Respect and Co-Dependency
When I talk about living mindfully and respectfully of others, don't misunderstand.
Treating others with respect never means we have to become a doormat. We never have to demean ourselves in the recovery process.
Just the opposite, recovery is about redeeming our self-esteem enough to respect others and ourselves. Recovery is about our freedom to stand up for ourselves when others treat us disrespectfully.
When you think about it, co-dependency is the ultimate demeaning behavior. Co-dependency saps us of our self-esteem and self-respect. And we do it to ourselves when we let others treat us as less than. Recovery gives us back our power and our right to esteem and respect ourselves. To expect esteem and respect from others. And recovery gives us the power to choose to respect others and esteem them—not so they will love us (or even like us) in return—but because respect is the key to effective human interaction.
Recovery is not difficult, mysterious, or dark in what it seeks to accomplish in us and through us.

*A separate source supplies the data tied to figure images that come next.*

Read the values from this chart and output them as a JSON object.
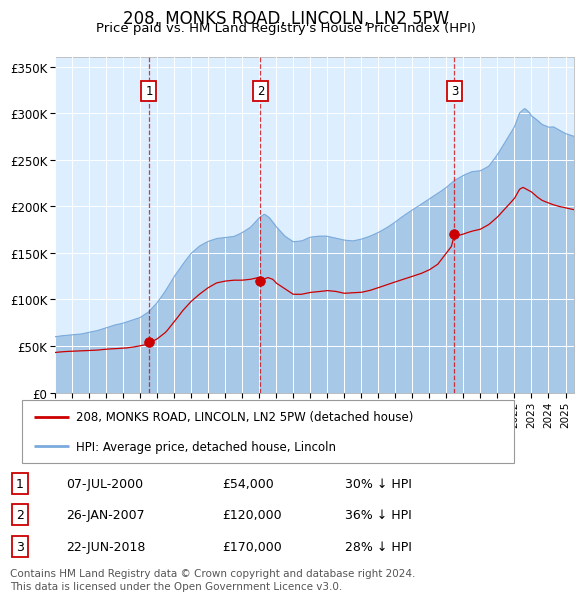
{
  "title": "208, MONKS ROAD, LINCOLN, LN2 5PW",
  "subtitle": "Price paid vs. HM Land Registry's House Price Index (HPI)",
  "title_fontsize": 12,
  "subtitle_fontsize": 9.5,
  "hpi_color": "#a8c8e8",
  "hpi_line_color": "#7aabdc",
  "price_color": "#cc0000",
  "background_color": "#ddeeff",
  "bg_fill": "#ddeeff",
  "plot_bg": "#ffffff",
  "ylim": [
    0,
    360000
  ],
  "yticks": [
    0,
    50000,
    100000,
    150000,
    200000,
    250000,
    300000,
    350000
  ],
  "ytick_labels": [
    "£0",
    "£50K",
    "£100K",
    "£150K",
    "£200K",
    "£250K",
    "£300K",
    "£350K"
  ],
  "purchases": [
    {
      "label": "1",
      "date": "07-JUL-2000",
      "year": 2000.52,
      "price": 54000,
      "hpi_pct": "30% ↓ HPI"
    },
    {
      "label": "2",
      "date": "26-JAN-2007",
      "year": 2007.07,
      "price": 120000,
      "hpi_pct": "36% ↓ HPI"
    },
    {
      "label": "3",
      "date": "22-JUN-2018",
      "year": 2018.47,
      "price": 170000,
      "hpi_pct": "28% ↓ HPI"
    }
  ],
  "legend_line1": "208, MONKS ROAD, LINCOLN, LN2 5PW (detached house)",
  "legend_line2": "HPI: Average price, detached house, Lincoln",
  "footer": "Contains HM Land Registry data © Crown copyright and database right 2024.\nThis data is licensed under the Open Government Licence v3.0.",
  "xmin": 1995.0,
  "xmax": 2025.5,
  "hpi_key_points": [
    [
      1995.0,
      60000
    ],
    [
      1995.5,
      61000
    ],
    [
      1996.0,
      62000
    ],
    [
      1996.5,
      63000
    ],
    [
      1997.0,
      65000
    ],
    [
      1997.5,
      67000
    ],
    [
      1998.0,
      70000
    ],
    [
      1998.5,
      73000
    ],
    [
      1999.0,
      75000
    ],
    [
      1999.5,
      78000
    ],
    [
      2000.0,
      81000
    ],
    [
      2000.5,
      87000
    ],
    [
      2001.0,
      97000
    ],
    [
      2001.5,
      110000
    ],
    [
      2002.0,
      125000
    ],
    [
      2002.5,
      138000
    ],
    [
      2003.0,
      150000
    ],
    [
      2003.5,
      158000
    ],
    [
      2004.0,
      163000
    ],
    [
      2004.5,
      166000
    ],
    [
      2005.0,
      167000
    ],
    [
      2005.5,
      168000
    ],
    [
      2006.0,
      172000
    ],
    [
      2006.5,
      178000
    ],
    [
      2007.0,
      188000
    ],
    [
      2007.3,
      192000
    ],
    [
      2007.6,
      188000
    ],
    [
      2008.0,
      178000
    ],
    [
      2008.5,
      168000
    ],
    [
      2009.0,
      162000
    ],
    [
      2009.5,
      163000
    ],
    [
      2010.0,
      167000
    ],
    [
      2010.5,
      168000
    ],
    [
      2011.0,
      168000
    ],
    [
      2011.5,
      166000
    ],
    [
      2012.0,
      164000
    ],
    [
      2012.5,
      163000
    ],
    [
      2013.0,
      165000
    ],
    [
      2013.5,
      168000
    ],
    [
      2014.0,
      172000
    ],
    [
      2014.5,
      177000
    ],
    [
      2015.0,
      183000
    ],
    [
      2015.5,
      190000
    ],
    [
      2016.0,
      196000
    ],
    [
      2016.5,
      202000
    ],
    [
      2017.0,
      208000
    ],
    [
      2017.5,
      214000
    ],
    [
      2018.0,
      220000
    ],
    [
      2018.5,
      228000
    ],
    [
      2019.0,
      233000
    ],
    [
      2019.5,
      237000
    ],
    [
      2020.0,
      238000
    ],
    [
      2020.5,
      243000
    ],
    [
      2021.0,
      255000
    ],
    [
      2021.5,
      270000
    ],
    [
      2022.0,
      285000
    ],
    [
      2022.3,
      300000
    ],
    [
      2022.6,
      305000
    ],
    [
      2022.9,
      300000
    ],
    [
      2023.0,
      297000
    ],
    [
      2023.3,
      293000
    ],
    [
      2023.6,
      288000
    ],
    [
      2024.0,
      285000
    ],
    [
      2024.3,
      285000
    ],
    [
      2024.6,
      282000
    ],
    [
      2025.0,
      278000
    ],
    [
      2025.5,
      275000
    ]
  ],
  "price_key_points": [
    [
      1995.0,
      43000
    ],
    [
      1995.5,
      44000
    ],
    [
      1996.0,
      44500
    ],
    [
      1996.5,
      45000
    ],
    [
      1997.0,
      45500
    ],
    [
      1997.5,
      46000
    ],
    [
      1998.0,
      47000
    ],
    [
      1998.5,
      47500
    ],
    [
      1999.0,
      48000
    ],
    [
      1999.5,
      49000
    ],
    [
      2000.0,
      50500
    ],
    [
      2000.4,
      52000
    ],
    [
      2000.52,
      54000
    ],
    [
      2000.7,
      55000
    ],
    [
      2001.0,
      58000
    ],
    [
      2001.5,
      65000
    ],
    [
      2002.0,
      76000
    ],
    [
      2002.5,
      88000
    ],
    [
      2003.0,
      98000
    ],
    [
      2003.5,
      106000
    ],
    [
      2004.0,
      113000
    ],
    [
      2004.5,
      118000
    ],
    [
      2005.0,
      120000
    ],
    [
      2005.5,
      121000
    ],
    [
      2006.0,
      121000
    ],
    [
      2006.5,
      122000
    ],
    [
      2007.0,
      124000
    ],
    [
      2007.07,
      120000
    ],
    [
      2007.5,
      124000
    ],
    [
      2007.8,
      122000
    ],
    [
      2008.0,
      118000
    ],
    [
      2008.5,
      112000
    ],
    [
      2009.0,
      106000
    ],
    [
      2009.5,
      106000
    ],
    [
      2010.0,
      108000
    ],
    [
      2010.5,
      109000
    ],
    [
      2011.0,
      110000
    ],
    [
      2011.5,
      109000
    ],
    [
      2012.0,
      107000
    ],
    [
      2012.5,
      107500
    ],
    [
      2013.0,
      108000
    ],
    [
      2013.5,
      110000
    ],
    [
      2014.0,
      113000
    ],
    [
      2014.5,
      116000
    ],
    [
      2015.0,
      119000
    ],
    [
      2015.5,
      122000
    ],
    [
      2016.0,
      125000
    ],
    [
      2016.5,
      128000
    ],
    [
      2017.0,
      132000
    ],
    [
      2017.5,
      138000
    ],
    [
      2018.0,
      150000
    ],
    [
      2018.3,
      157000
    ],
    [
      2018.47,
      170000
    ],
    [
      2018.6,
      168000
    ],
    [
      2019.0,
      170000
    ],
    [
      2019.5,
      173000
    ],
    [
      2020.0,
      175000
    ],
    [
      2020.5,
      180000
    ],
    [
      2021.0,
      188000
    ],
    [
      2021.5,
      198000
    ],
    [
      2022.0,
      208000
    ],
    [
      2022.3,
      218000
    ],
    [
      2022.5,
      220000
    ],
    [
      2022.7,
      218000
    ],
    [
      2023.0,
      215000
    ],
    [
      2023.3,
      210000
    ],
    [
      2023.6,
      206000
    ],
    [
      2024.0,
      203000
    ],
    [
      2024.5,
      200000
    ],
    [
      2025.0,
      198000
    ],
    [
      2025.5,
      196000
    ]
  ]
}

If others don't have to put up with our controlling, manipulative behavior that we practice when acting out our co-dependency, then neither do we have to put up with the same stuff when others dish out similar behavior to us.
In everything I have said about co-dependency over the past four years, my message is simply this: We are individuals; we are worthy of respect. In our relationships, who we are looking for are other people who will offer us co-equal respect—not as a favor or to get something from us in return, but simply because they acknowledge us and recognize us as fellow human beings. We are all on the same road, but of each us carries our own load. And when each of us is mindful enough to offer supportive and encouraging treatment to others on the journey, we become restful, sunlit vistas along their path.
Dear God, thank You for teaching me to treat others the way I wish to be treated. Amen.